Beginning October 31, 2014, I went into atrial fibrillation so you guys have been on the job going on nine months. The afib was masked by acid reflux and an enlarged liver complicating the diagnosis until I was shocked back into normal sinus rhythm on December 10th. First big ouch fo
r my intervener(s). Very ragged December then an emergency pacemaker/defibrillator on January 2nd. Ouch, ouch! A few days later they tapped and drained my lung (thoracentesis). Ouch, ouch, ouch! You guys are pushing and shoving for a place in line to lift me up. I don’t realize it yet, but a small army of angel warriors is out there knowing what I don’t know. Things would get worse, much worse, as I am being prepared. By now I am unable to walk across the room in the evening. Nearly hourly episodes of acute shortness of breath. I am gasping for air and my exercises to deal with that are not working. My band of warriors was readying themselves for a condition I was refusing to admit that I had, advanced congestive heart failure.
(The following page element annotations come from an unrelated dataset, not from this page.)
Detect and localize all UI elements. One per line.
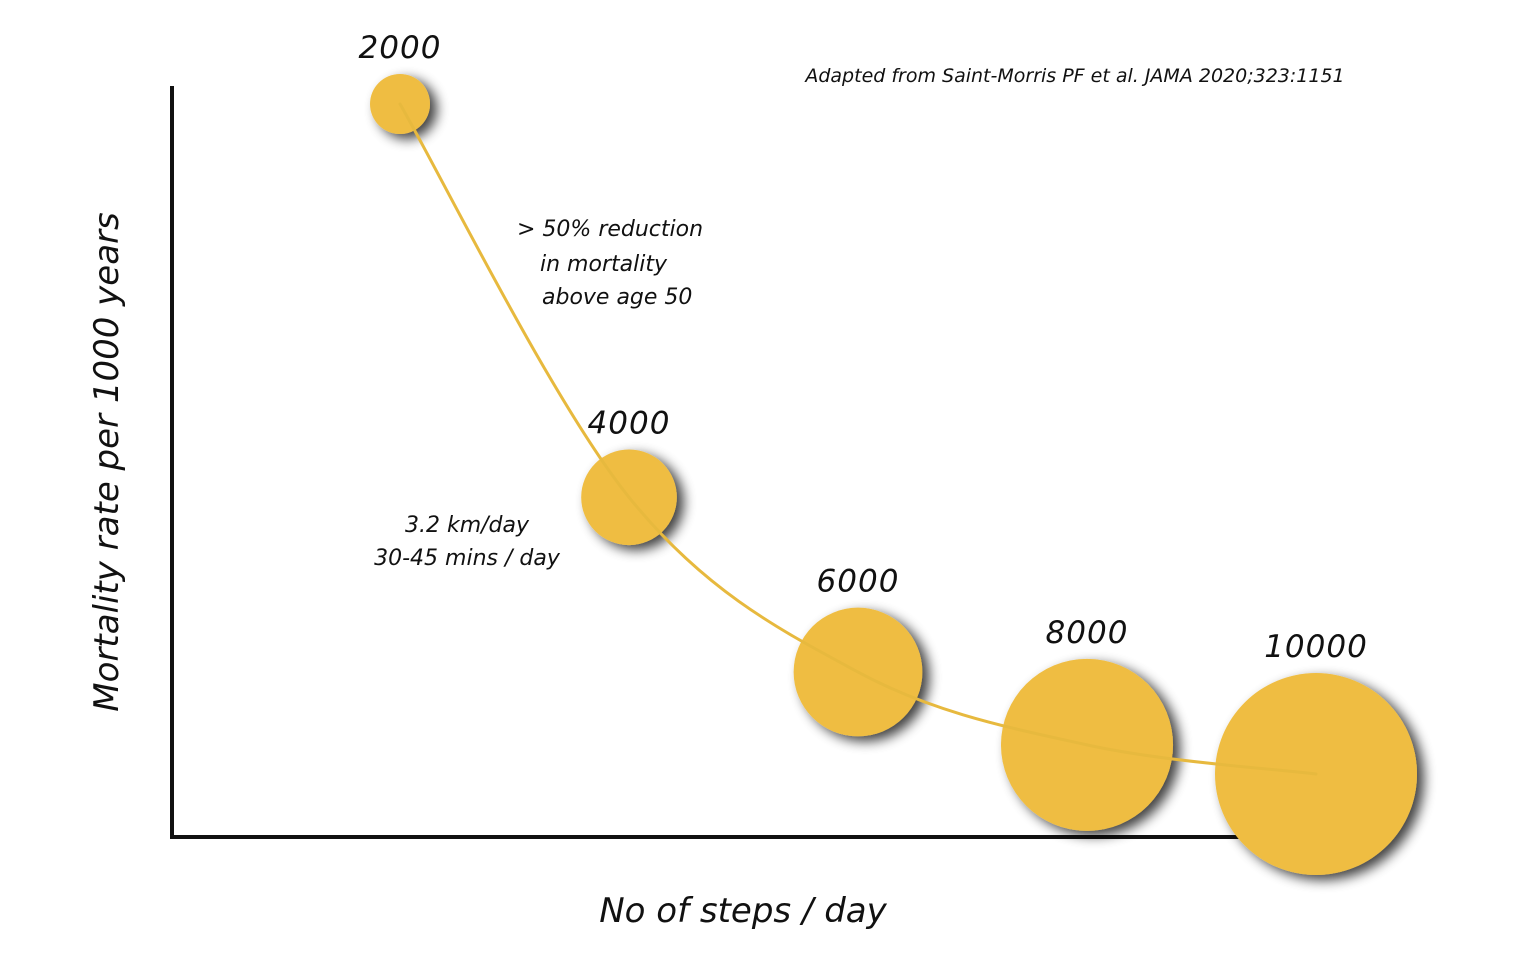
trend-curve — [398, 102, 1318, 776]
bubble-label-6000: 6000 — [817, 564, 900, 600]
walking-line-2: 30-45 mins / day — [374, 546, 561, 571]
walking-annotation: 3.2 km/day 30-45 mins / day — [374, 513, 561, 571]
bubble-label-2000: 2000 — [359, 30, 442, 66]
bubble-label-8000: 8000 — [1046, 615, 1129, 651]
bubble-label-4000: 4000 — [588, 405, 671, 441]
reduction-line-2: in mortality — [540, 252, 668, 277]
x-axis-title: No of steps / day — [599, 891, 887, 931]
reduction-line-3: above age 50 — [542, 285, 692, 310]
source-note: Adapted from Saint-Morris PF et al. JAMA… — [803, 65, 1344, 87]
walking-line-1: 3.2 km/day — [405, 513, 530, 538]
y-axis-title: Mortality rate per 1000 years — [87, 212, 127, 712]
bubble-label-10000: 10000 — [1264, 629, 1368, 665]
reduction-line-1: > 50% reduction — [517, 217, 703, 242]
bubble-layer — [370, 74, 1417, 875]
bubble-label-layer: 2000 4000 6000 8000 10000 — [359, 30, 1368, 665]
reduction-annotation: > 50% reduction in mortality above age 5… — [517, 217, 703, 310]
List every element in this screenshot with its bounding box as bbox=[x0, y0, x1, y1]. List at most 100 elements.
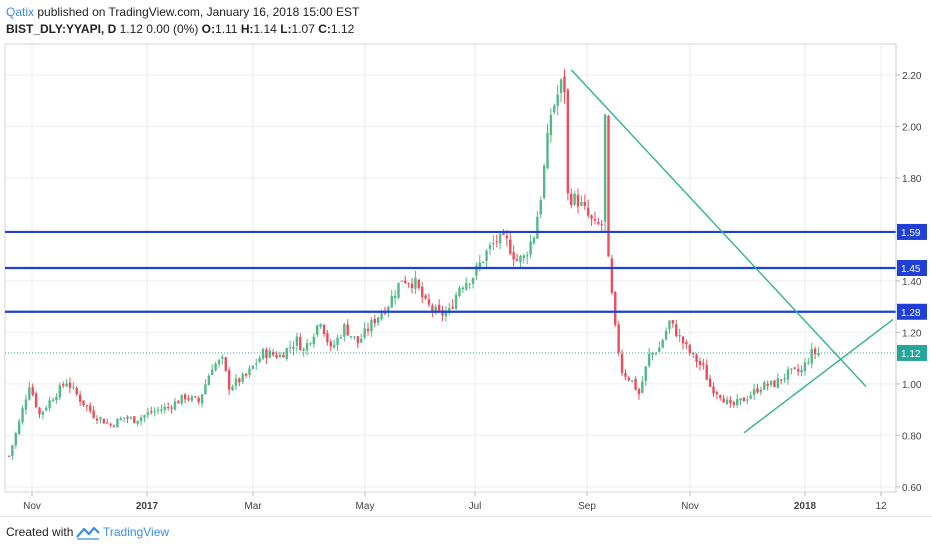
candle-body bbox=[512, 252, 515, 260]
candle-body bbox=[278, 354, 282, 358]
candle-body bbox=[387, 307, 390, 312]
candle-body bbox=[255, 363, 258, 365]
low-label: L: bbox=[280, 22, 292, 36]
candle-body bbox=[597, 221, 600, 224]
tradingview-brand-link[interactable]: TradingView bbox=[103, 525, 170, 539]
candle-body bbox=[173, 401, 177, 410]
candle-body bbox=[664, 330, 668, 340]
candle-body bbox=[139, 417, 143, 422]
candle-body bbox=[651, 352, 654, 355]
level-price-tag bbox=[897, 260, 927, 276]
created-with-label: Created with bbox=[6, 525, 74, 539]
level-price-label: 1.28 bbox=[901, 308, 921, 319]
candles bbox=[7, 68, 820, 460]
candle-body bbox=[712, 386, 715, 394]
candle-body bbox=[241, 373, 244, 382]
candle-body bbox=[461, 287, 465, 290]
candle-body bbox=[424, 295, 427, 299]
candle-body bbox=[366, 328, 370, 331]
candle-body bbox=[316, 325, 319, 335]
candle-body bbox=[227, 370, 231, 390]
candle-body bbox=[102, 418, 106, 424]
candle-body bbox=[627, 377, 631, 381]
price-axis[interactable]: 2.20 2.00 1.80 1.40 1.20 1.00 0.80 0.60 bbox=[896, 71, 922, 494]
candle-body bbox=[678, 335, 681, 337]
candle-body bbox=[238, 378, 241, 383]
candle-body bbox=[810, 348, 813, 364]
candle-body bbox=[376, 317, 380, 323]
candle-body bbox=[329, 341, 332, 347]
candle-body bbox=[586, 207, 590, 216]
candle-body bbox=[305, 343, 309, 351]
candle-body bbox=[143, 415, 146, 418]
candle-body bbox=[119, 418, 122, 421]
candle-body bbox=[515, 259, 519, 261]
candle-body bbox=[756, 388, 759, 393]
published-text: published on TradingView.com, January 16… bbox=[37, 5, 360, 19]
candle-body bbox=[790, 368, 793, 370]
candle-body bbox=[702, 363, 705, 366]
candle-body bbox=[48, 400, 51, 409]
candle-body bbox=[719, 395, 722, 398]
candle-body bbox=[112, 425, 116, 427]
symbol-label: BIST_DLY:YYAPI, D bbox=[6, 22, 117, 36]
high-label: H: bbox=[240, 22, 254, 36]
candle-body bbox=[349, 336, 353, 338]
candle-body bbox=[45, 407, 48, 411]
grid bbox=[5, 44, 896, 492]
candle-body bbox=[610, 258, 614, 293]
level-price-label: 1.59 bbox=[901, 228, 921, 239]
candle-body bbox=[146, 412, 150, 416]
candle-body bbox=[583, 202, 586, 206]
candle-body bbox=[393, 295, 397, 299]
candle-body bbox=[454, 294, 458, 309]
candle-body bbox=[136, 420, 139, 424]
candle-body bbox=[685, 342, 688, 344]
candle-body bbox=[590, 215, 593, 219]
candle-body bbox=[803, 362, 807, 372]
close-label: C: bbox=[318, 22, 331, 36]
candle-body bbox=[356, 336, 360, 344]
x-tick-label: 12 bbox=[875, 501, 887, 512]
candle-body bbox=[89, 405, 92, 412]
candle-body bbox=[234, 378, 238, 387]
candle-body bbox=[126, 416, 129, 419]
candle-body bbox=[522, 255, 526, 259]
candle-body bbox=[414, 277, 417, 289]
candle-body bbox=[708, 378, 712, 387]
candle-body bbox=[183, 394, 187, 400]
candle-body bbox=[363, 328, 366, 338]
candle-body bbox=[417, 279, 421, 288]
candle-body bbox=[244, 373, 248, 376]
candle-body bbox=[434, 306, 437, 313]
candle-body bbox=[265, 349, 268, 359]
candle-body bbox=[65, 383, 68, 387]
author-link[interactable]: Qatix bbox=[6, 5, 35, 19]
time-axis[interactable]: Nov 2017 Mar May Jul Sep Nov 2018 12 bbox=[23, 492, 887, 512]
candle-body bbox=[783, 378, 786, 380]
x-tick-label: Mar bbox=[244, 501, 262, 512]
candle-body bbox=[631, 380, 634, 382]
candle-body bbox=[681, 336, 685, 344]
candle-body bbox=[807, 362, 810, 364]
candle-body bbox=[326, 332, 329, 343]
candle-body bbox=[492, 242, 495, 245]
candle-body bbox=[31, 387, 34, 395]
candle-body bbox=[150, 411, 153, 413]
candle-body bbox=[336, 337, 339, 346]
y-tick-label: 2.00 bbox=[902, 122, 922, 133]
candle-body bbox=[116, 418, 119, 428]
candle-body bbox=[99, 417, 102, 420]
price-chart[interactable]: 1.59 1.45 1.28 1.12 2.20 2.00 1.80 1.40 1.20 1.0… bbox=[0, 0, 932, 516]
trendlines bbox=[570, 69, 894, 434]
close-value: 1.12 bbox=[330, 22, 355, 36]
x-tick-label: Sep bbox=[578, 501, 596, 512]
candle-body bbox=[251, 365, 255, 369]
candle-body bbox=[546, 132, 549, 169]
candle-body bbox=[268, 350, 271, 358]
candle-body bbox=[715, 391, 719, 395]
candle-body bbox=[41, 411, 45, 415]
candle-body bbox=[106, 422, 109, 424]
candle-body bbox=[11, 445, 14, 457]
candle-body bbox=[451, 306, 454, 309]
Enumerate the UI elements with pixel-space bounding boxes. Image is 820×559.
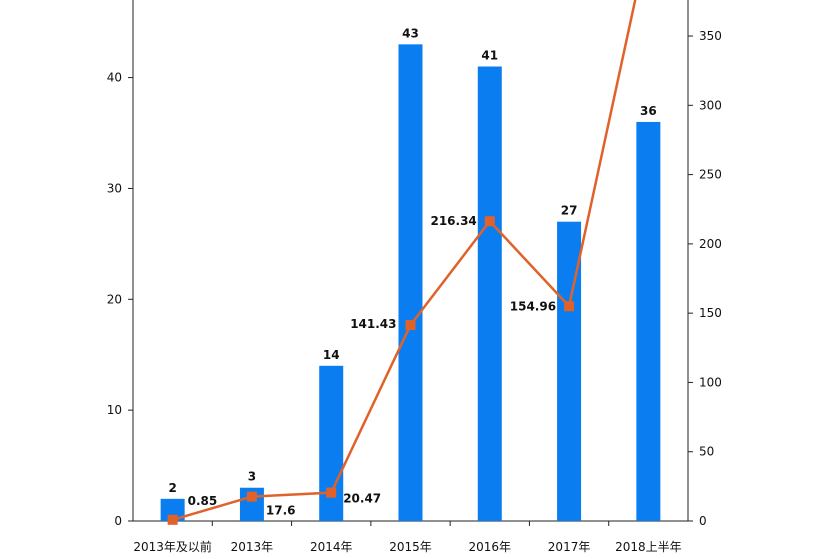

By this time, my dear and devoted cardiologist and electrophysiologist are throwing everything they have at the problem and are unable to even slow the decline. By now I am on some serious meds, but no help. I am taking more diuretics than all the Real Housewives of Beverly Hills. Still no help, but no problem for my band of angels, standing in for my defense with swords in hand at the door of my hospital room. My heart numbers are appallingly low across the board. How I function at all is a mystery to the doctors; they say my body is compensating. I say otherwise.
Out of sheer love and desperation, my heart doctor for the last 10 years, and with a breaking heart of his own, turns me over to a congestive heart failure/end of life/transplant specialist at Seton Hospital. I am told that I will not see another Christmas without a heart mate (an external heart pump) or transplant. I am told that hospice is my only other option. My transplant cardiologist is a petite, no nonsense redhead, and her frank assessment takes away what little breath I have. I am admitted to the Seton Transplant Evaluation program where I end up in ICU for a week. Things are starting to get really tough on my teammates as the team takes a constant series of body blows on my behalf. I have 48 hours to “get my affairs in order.” Hats off to everyone who made that happen. Let me assure you, I am not the guy that likes to get a new will, power of attorney, advanced medical directives, and specific orders to the medical facility “just in case.” When the lawyers hand-deliver a big pile of important documents, where they say critical things four different ways on 100 percent cotton bond paper, with multiple witnesses and notaries all bound in those blue document covers, you know you are in some serious soup. That is just earthly stuff, but the load on Paige just increased exponentially.